You don't need a regex if you want to filter extension(s):

// for example a field or property in your class
private HashSet<string> ExtensionBlacklist { get; } =
    new HashSet<string>(StringComparer.InvariantCultureIgnoreCase)
    {
        ".html",
        ".htm"
    };
// ...

var filteredFiles = Directory.EnumerateFiles(path, "*.*")
    .Where(fn => !ExtensionBlacklist.Contains(System.IO.Path.GetExtension(fn)))
    .ToList();
Tim Schmelter
  • 450,073
  • 74
  • 686
  • 939
1

I would recommend against using regex in favor of something like this:

var filteredFiles = Directory
    .GetFiles(path, "*.*")
    .Where(file => !excludedExtensions.Any<string>((extension) => 
    file.EndsWith(extension, StringComparison.CurrentCultureIgnoreCase)))
    .ToList();

You can pass it a collection of your excluded extensions, e.g.:

var excludedExtensions = new List<string>(new[] {".html", ".xml"});

The Any will short-circuit as soon as it finds a match on an excluded extension, so I think this is preferable even to excludedExtensions.Contains().
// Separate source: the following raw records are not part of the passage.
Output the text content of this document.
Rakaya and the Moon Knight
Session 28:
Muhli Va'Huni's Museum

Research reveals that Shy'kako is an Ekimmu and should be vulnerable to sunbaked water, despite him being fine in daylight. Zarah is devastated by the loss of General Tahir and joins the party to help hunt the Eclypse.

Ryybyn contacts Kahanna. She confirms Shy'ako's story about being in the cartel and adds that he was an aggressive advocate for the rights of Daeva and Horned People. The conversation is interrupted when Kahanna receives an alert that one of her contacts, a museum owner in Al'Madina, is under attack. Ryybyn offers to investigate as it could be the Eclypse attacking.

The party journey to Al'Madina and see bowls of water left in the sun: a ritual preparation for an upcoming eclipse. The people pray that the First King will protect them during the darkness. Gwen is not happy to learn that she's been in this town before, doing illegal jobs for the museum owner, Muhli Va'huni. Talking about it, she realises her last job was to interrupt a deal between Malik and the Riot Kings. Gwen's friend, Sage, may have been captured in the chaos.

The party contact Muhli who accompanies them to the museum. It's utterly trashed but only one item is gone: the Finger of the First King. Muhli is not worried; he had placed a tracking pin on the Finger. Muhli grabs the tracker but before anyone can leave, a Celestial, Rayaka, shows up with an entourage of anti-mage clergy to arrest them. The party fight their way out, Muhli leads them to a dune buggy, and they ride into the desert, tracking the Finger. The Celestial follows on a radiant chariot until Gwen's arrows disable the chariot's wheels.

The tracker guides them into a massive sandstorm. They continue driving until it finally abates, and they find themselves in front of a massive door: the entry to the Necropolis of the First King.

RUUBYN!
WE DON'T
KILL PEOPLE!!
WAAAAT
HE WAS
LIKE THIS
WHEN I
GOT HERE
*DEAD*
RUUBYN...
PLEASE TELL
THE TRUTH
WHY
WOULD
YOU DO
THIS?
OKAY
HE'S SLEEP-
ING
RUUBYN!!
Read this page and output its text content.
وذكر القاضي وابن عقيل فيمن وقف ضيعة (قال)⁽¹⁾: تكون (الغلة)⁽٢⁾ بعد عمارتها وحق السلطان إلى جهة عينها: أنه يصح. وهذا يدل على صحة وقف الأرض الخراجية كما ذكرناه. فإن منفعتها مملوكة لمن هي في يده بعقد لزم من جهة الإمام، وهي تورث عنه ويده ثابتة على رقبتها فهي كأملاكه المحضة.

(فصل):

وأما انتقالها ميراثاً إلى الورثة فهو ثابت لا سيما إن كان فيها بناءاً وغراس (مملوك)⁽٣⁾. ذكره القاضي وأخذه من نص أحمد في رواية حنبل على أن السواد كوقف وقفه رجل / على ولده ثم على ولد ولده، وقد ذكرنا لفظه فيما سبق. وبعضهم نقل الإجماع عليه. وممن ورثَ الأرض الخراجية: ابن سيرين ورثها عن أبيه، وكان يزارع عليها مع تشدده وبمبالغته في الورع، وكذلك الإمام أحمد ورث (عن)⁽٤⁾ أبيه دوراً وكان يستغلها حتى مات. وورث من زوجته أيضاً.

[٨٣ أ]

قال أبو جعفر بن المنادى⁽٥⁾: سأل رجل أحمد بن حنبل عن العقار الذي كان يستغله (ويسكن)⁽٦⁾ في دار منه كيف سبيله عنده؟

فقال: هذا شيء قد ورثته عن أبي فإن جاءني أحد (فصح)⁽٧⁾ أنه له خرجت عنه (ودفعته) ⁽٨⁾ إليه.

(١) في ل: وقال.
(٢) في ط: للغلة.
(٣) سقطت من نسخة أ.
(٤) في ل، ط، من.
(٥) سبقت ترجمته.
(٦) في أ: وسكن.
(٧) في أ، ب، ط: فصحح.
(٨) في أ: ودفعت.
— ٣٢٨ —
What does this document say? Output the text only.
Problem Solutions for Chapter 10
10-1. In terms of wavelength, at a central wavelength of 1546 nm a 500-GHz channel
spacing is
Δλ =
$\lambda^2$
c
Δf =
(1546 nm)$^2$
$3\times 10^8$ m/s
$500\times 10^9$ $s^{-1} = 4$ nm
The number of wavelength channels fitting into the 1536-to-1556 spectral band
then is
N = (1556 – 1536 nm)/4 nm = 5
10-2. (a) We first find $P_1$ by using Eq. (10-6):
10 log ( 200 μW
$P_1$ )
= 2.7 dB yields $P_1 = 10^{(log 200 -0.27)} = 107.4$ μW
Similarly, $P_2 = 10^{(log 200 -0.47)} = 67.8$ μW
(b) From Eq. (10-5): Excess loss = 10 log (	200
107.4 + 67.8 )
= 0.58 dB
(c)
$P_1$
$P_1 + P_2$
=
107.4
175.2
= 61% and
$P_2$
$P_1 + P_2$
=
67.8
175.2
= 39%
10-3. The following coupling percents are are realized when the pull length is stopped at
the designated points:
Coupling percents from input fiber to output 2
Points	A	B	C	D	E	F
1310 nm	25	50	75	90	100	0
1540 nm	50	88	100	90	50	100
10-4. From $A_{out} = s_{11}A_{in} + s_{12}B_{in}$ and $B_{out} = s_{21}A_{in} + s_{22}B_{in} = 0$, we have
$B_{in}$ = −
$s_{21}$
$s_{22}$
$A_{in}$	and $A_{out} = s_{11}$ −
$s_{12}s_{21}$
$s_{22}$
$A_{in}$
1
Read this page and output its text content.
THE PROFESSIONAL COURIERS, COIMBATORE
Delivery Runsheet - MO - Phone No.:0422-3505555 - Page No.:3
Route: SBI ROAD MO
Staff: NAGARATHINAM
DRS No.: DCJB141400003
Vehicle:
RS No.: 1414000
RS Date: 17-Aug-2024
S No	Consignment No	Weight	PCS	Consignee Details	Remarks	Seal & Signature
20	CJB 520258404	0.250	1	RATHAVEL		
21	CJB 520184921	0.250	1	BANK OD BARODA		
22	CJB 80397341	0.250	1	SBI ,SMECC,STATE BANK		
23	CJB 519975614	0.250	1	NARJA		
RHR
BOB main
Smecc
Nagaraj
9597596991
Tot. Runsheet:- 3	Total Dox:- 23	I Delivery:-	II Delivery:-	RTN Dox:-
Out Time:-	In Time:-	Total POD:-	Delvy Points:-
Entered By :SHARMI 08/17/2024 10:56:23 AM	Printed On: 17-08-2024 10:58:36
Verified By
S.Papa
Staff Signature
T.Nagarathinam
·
As for the regex, I don't think there's a good reason to use that given the trouble it can buy you. Don't use regex unless it's the only tool for the job.

rory.ap
  • 34,009
  • 10
  • 83
  • 174
0

So essentially you just don't know how to perform a regex match on a string?

There is Regex.IsMatch for that very purpose. However, you could also change the code to look up the extension in a set of extensions to filter, which would also allow you to easily add new filters.

Joey
  • 344,408
  • 85
  • 689
  • 683